Reputation: 4350
I have an application that connect to an IP camera and that do HTTP request to get image and M-JPEG. For now it's ok because I have the camera in the developpement room. But in a few weeks, the cam will be out in production (they are very expensive cam) so I will not have them for testing and debugging my app.
What I want to know is what would be the best way to "mock" these cams? For now, my application is using 2 cams, let's say they are on http://192.168.88.1 and http://192.168.88.2. I have think of this:
Like you see, I have ideas but I'm not sure what's the best and what people out there are doing. With your answers, take in consideration that I might use it for unit testing as well as normal debugging while the camera is away.
Thanks!
Upvotes: 2
Views: 5612
Reputation: 6047
Use python build in http server
# sudo python -m http.server 80
Serving HTTP on 0.0.0.0 port 80 ...
123.123.12.1 - - [12/Feb/2018 11:34:02] "GET / HTTP/1.1" 200 -
Upvotes: 1
Reputation: 13414
I'd recommend creating a simple test harness using Sinatra. Sinatra is very simple to use to stub out any kind of basic web app like this.

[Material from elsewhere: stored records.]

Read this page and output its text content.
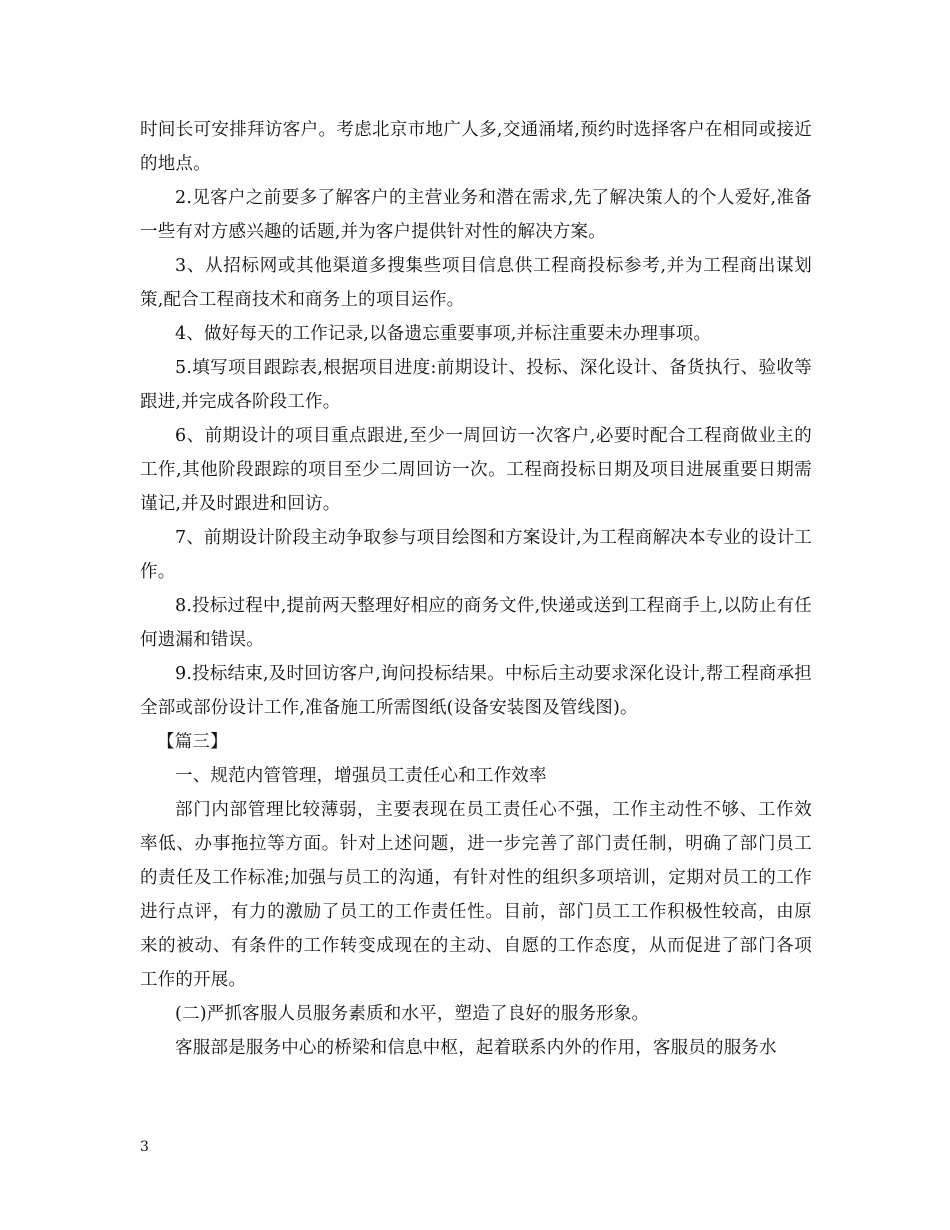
时间长可安排拜访客户。考虑北京市地广人多,交通涌堵,预约时选择客户在相同或接近的地点。

2.见客户之前要多了解客户的主营业务和潜在需求,先了解决策人的个人爱好,准备一些有对方感兴趣的话题,并为客户提供针对性的解决方案。

3、从招标网或其他渠道多搜集些项目信息供工程商投标参考,并为工程商出谋划策,配合工程商技术和商务上的项目运作。

4、做好每天的工作记录,以备遗忘重要事项,并标注重要未办理事项。

5.填写项目跟踪表,根据项目进度:前期设计、投标、深化设计、备货执行、验收等跟进,并完成各阶段工作。

6、前期设计的项目重点跟进,至少一周回访一次客户,必要时配合工程商做业主的工作,其他阶段跟踪的项目至少二周回访一次。工程商投标日期及项目进展重要日期需谨记,并及时跟进和回访。

7、前期设计阶段主动争取参与项目绘图和方案设计,为工程商解决本专业的设计工作。

8.投标过程中,提前两天整理好相应的商务文件,快递或送到工程商手上,以防止有任何遗漏和错误。

9.投标结束,及时回访客户,询问投标结果。中标后主动要求深化设计,帮工程商承担全部或部份设计工作,准备施工所需图纸(设备安装图及管线图)。

【篇三】

一、规范内管管理，增强员工责任心和工作效率

部门内部管理比较薄弱，主要表现在员工责任心不强，工作主动性不够、工作效率低、办事拖拉等方面。针对上述问题，进一步完善了部门责任制，明确了部门员工的责任及工作标准;加强与员工的沟通，有针对性的组织多项培训，定期对员工的工作进行点评，有力的激励了员工的工作责任性。目前，部门员工工作积极性较高，由原来的被动、有条件的工作转变成现在的主动、自愿的工作态度，从而促进了部门各项工作的开展。

(二)严抓客服人员服务素质和水平，塑造了良好的服务形象。

客服部是服务中心的桥梁和信息中枢，起着联系内外的作用，客服员的服务水

3
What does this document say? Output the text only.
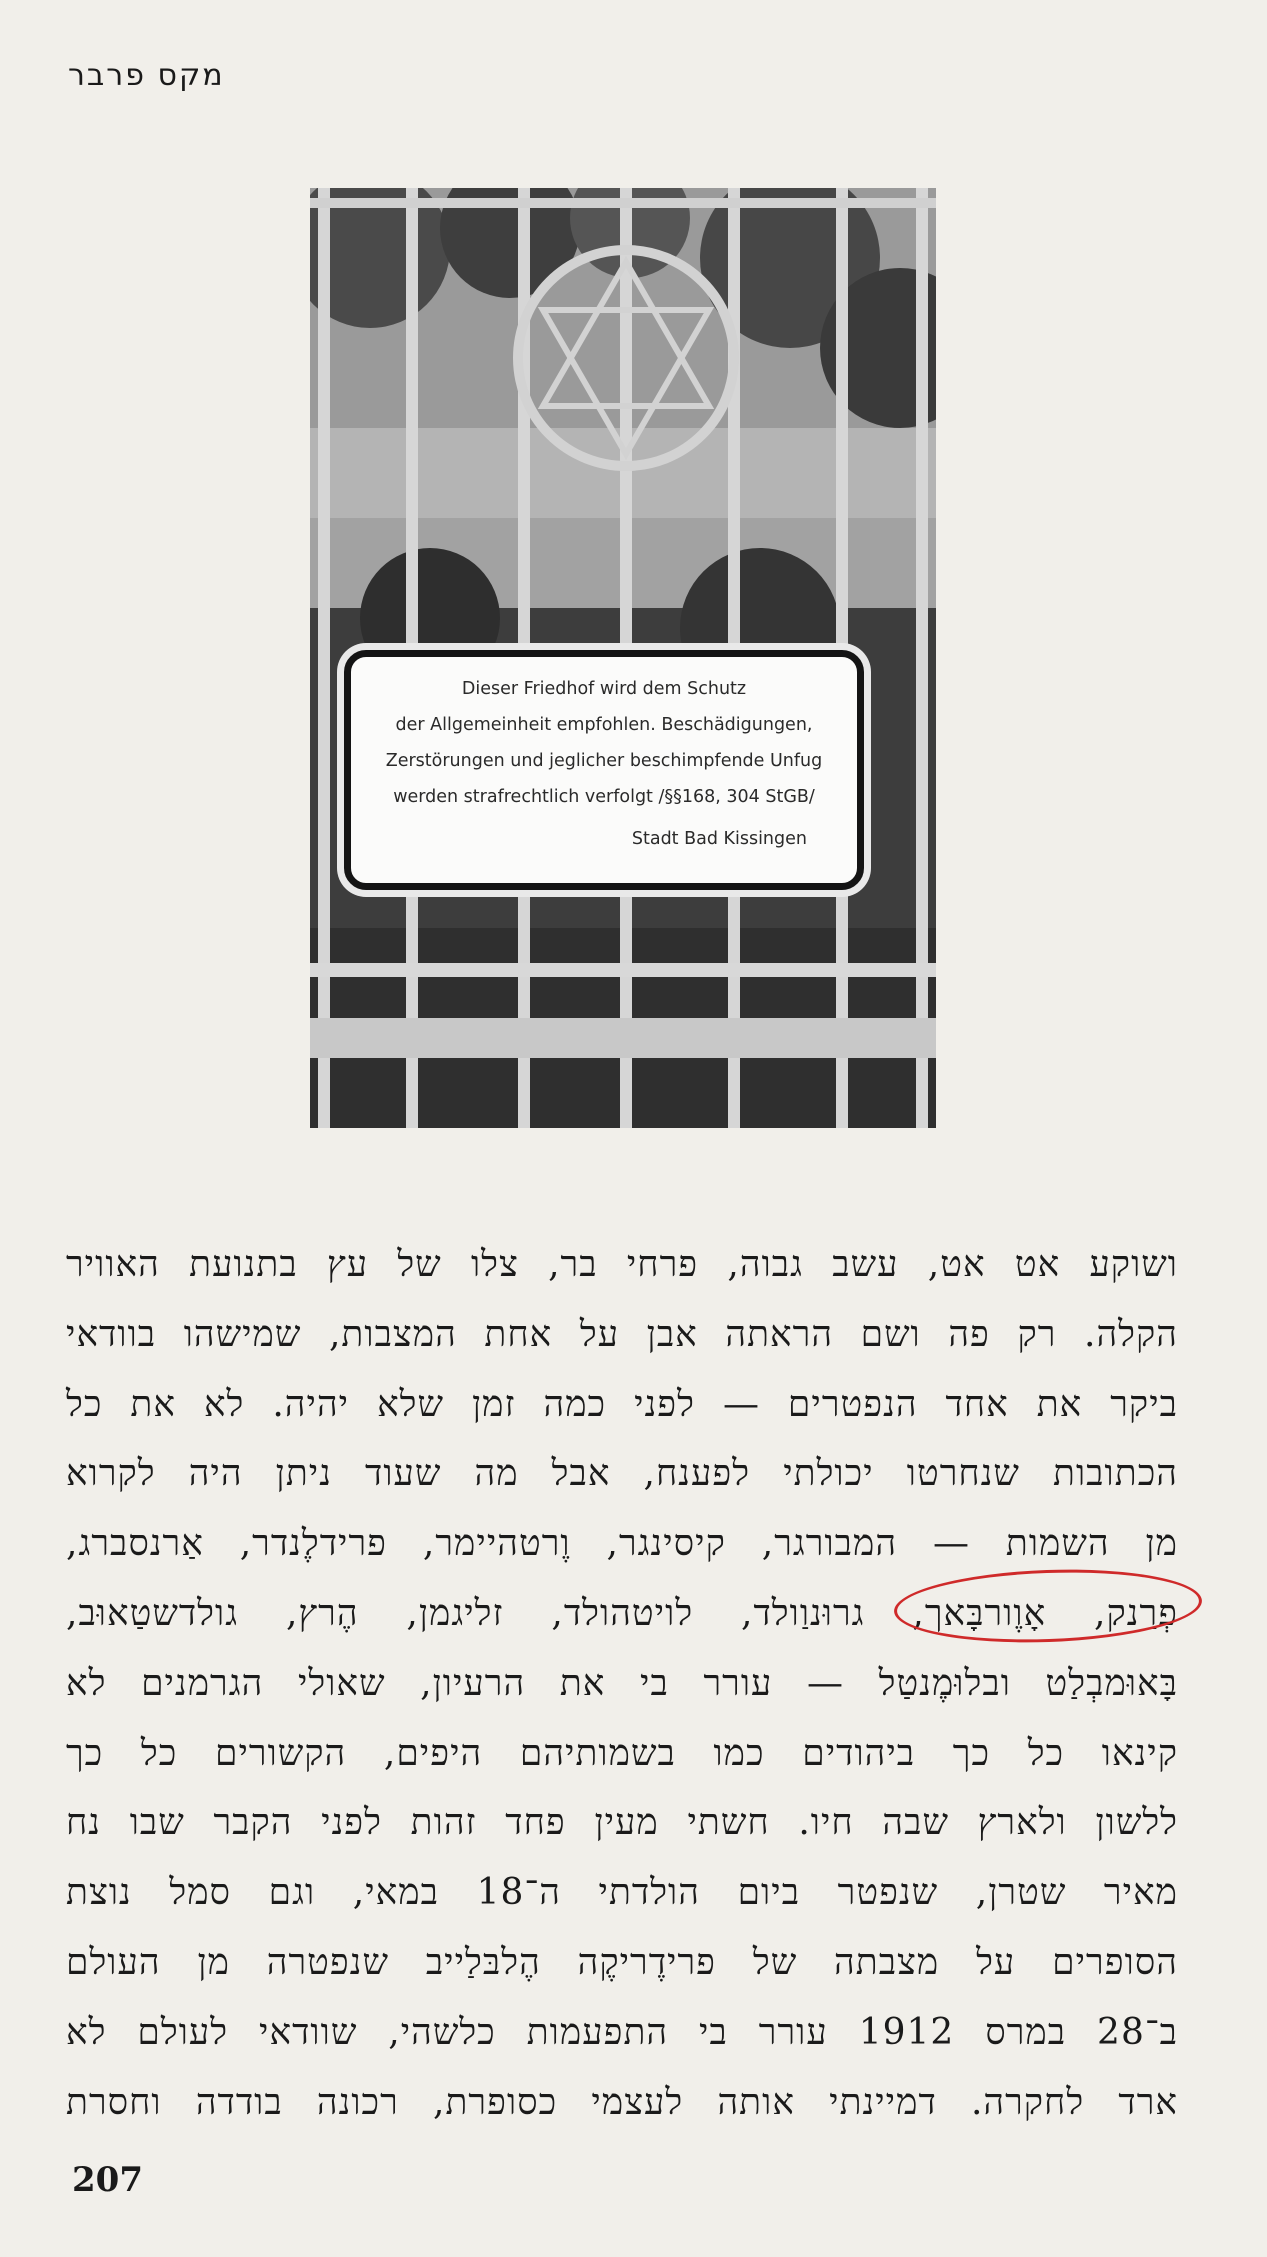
מקס פרבר
Dieser Friedhof wird dem Schutz
der Allgemeinheit empfohlen. Beschädigungen,
Zerstörungen und jeglicher beschimpfende Unfug
werden strafrechtlich verfolgt /§§168, 304 StGB/
Stadt Bad Kissingen
ושוקע אט אט, עשב גבוה, פרחי בר, צלו של עץ בתנועת האוויר
הקלה. רק פה ושם הראתה אבן על אחת המצבות, שמישהו בוודאי
ביקר את אחד הנפטרים — לפני כמה זמן שלא יהיה. לא את כל
הכתובות שנחרטו יכולתי לפענח, אבל מה שעוד ניתן היה לקרוא
מן השמות — המבורגר, קיסינגר, וֶרטהיימר, פרידלֶנדר, אַרנסברג,
פְרַנק, אָוֶורבָּאך, גרוּנוַולד, לויטהולד, זליגמן, הֶרץ, גולדשטַאוּב,
בָּאוּמבְלַט ובלוּמֶנטַל — עורר בי את הרעיון, שאולי הגרמנים לא
קינאו כל כך ביהודים כמו בשמותיהם היפים, הקשורים כל כך
ללשון ולארץ שבה חיו. חשתי מעין פחד זהות לפני הקבר שבו נח
מאיר שטרן, שנפטר ביום הולדתי ה־18 במאי, וגם סמל נוצת
הסופרים על מצבתה של פרידֶריקֶה הֶלבּלַייב שנפטרה מן העולם
ב־28 במרס 1912 עורר בי התפעמות כלשהי, שוודאי לעולם לא
ארד לחקרה. דמיינתי אותה לעצמי כסופרת, רכונה בודדה וחסרת
207
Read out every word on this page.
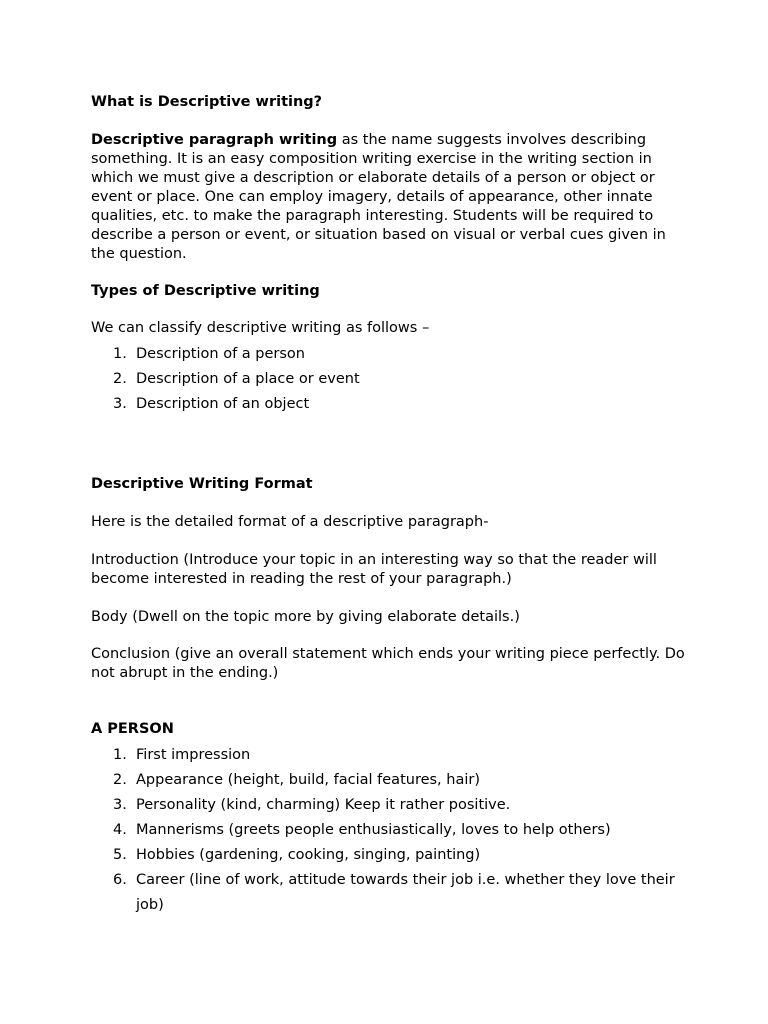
What is Descriptive writing?

Descriptive paragraph writing as the name suggests involves describing something. It is an easy composition writing exercise in the writing section in which we must give a description or elaborate details of a person or object or event or place. One can employ imagery, details of appearance, other innate qualities, etc. to make the paragraph interesting. Students will be required to describe a person or event, or situation based on visual or verbal cues given in the question.

Types of Descriptive writing

We can classify descriptive writing as follows –

1. Description of a person
2. Description of a place or event
3. Description of an object

Descriptive Writing Format

Here is the detailed format of a descriptive paragraph-

Introduction (Introduce your topic in an interesting way so that the reader will become interested in reading the rest of your paragraph.)

Body (Dwell on the topic more by giving elaborate details.)

Conclusion (give an overall statement which ends your writing piece perfectly. Do not abrupt in the ending.)

A PERSON

1. First impression
2. Appearance (height, build, facial features, hair)
3. Personality (kind, charming) Keep it rather positive.
4. Mannerisms (greets people enthusiastically, loves to help others)
5. Hobbies (gardening, cooking, singing, painting)
6. Career (line of work, attitude towards their job i.e. whether they love their job)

For example, here's a real program written using Sinatra:
require 'sinatra'
get '/hi' do
"Hello World!"
end
This will run a simple web listener that will respond Hello World!
if you hit the URI /hi
.
Sinatra is a Ruby-based app and it's best if you know Ruby. If you don't or if you have a strong preference for another language, Sinatra's Wikipedia page lists 25+ similar apps that are written in all kinds of other languages, so there's likely an option you can use.
Upvotes: 1
Reputation: 3972
If you want real images and have access to a webcam, you could create, in your solution, an ASP.Net webservice that takes a picture out of your webcam on request. When you're in debug mode, configure your solution to start the webservice on the asp.net developpement server, so you don't have to configure a "real" web server
Here is a link to code to take a snapshot from c# It's for winforms, but it should be adaptable for a web service http://sites.google.com/site/webcamlibrarydotnet/winfrom-and-csharp-sample-code-and-download
Upvotes: 1
Reputation: 340933
Ad. 1: This is a good approach when unit testing - your code should not depend on external servers/devices/file systems. But you already see that this environment might be too idealized. However I would aim to externalize HTTP infrastructure code - this will both improve your testing capabilities and overall architecture.
Ad. 2: Never heard of such, sorry.
Ad. 3: I think this is the most feasible solution. If you've ever worked with servlets, just grab Tomcat or Jetty and write one. Then connect to your servlet under localhost:8080/war_name/servlet_name
and return whatever you want from it. Here is a dead simple example.
If you've never heard about Java servlets and servlet containers - it's still worth to learn about them. But it might be faster to start an HTTP server built into the Sun JDK, see HttpServer API and an example.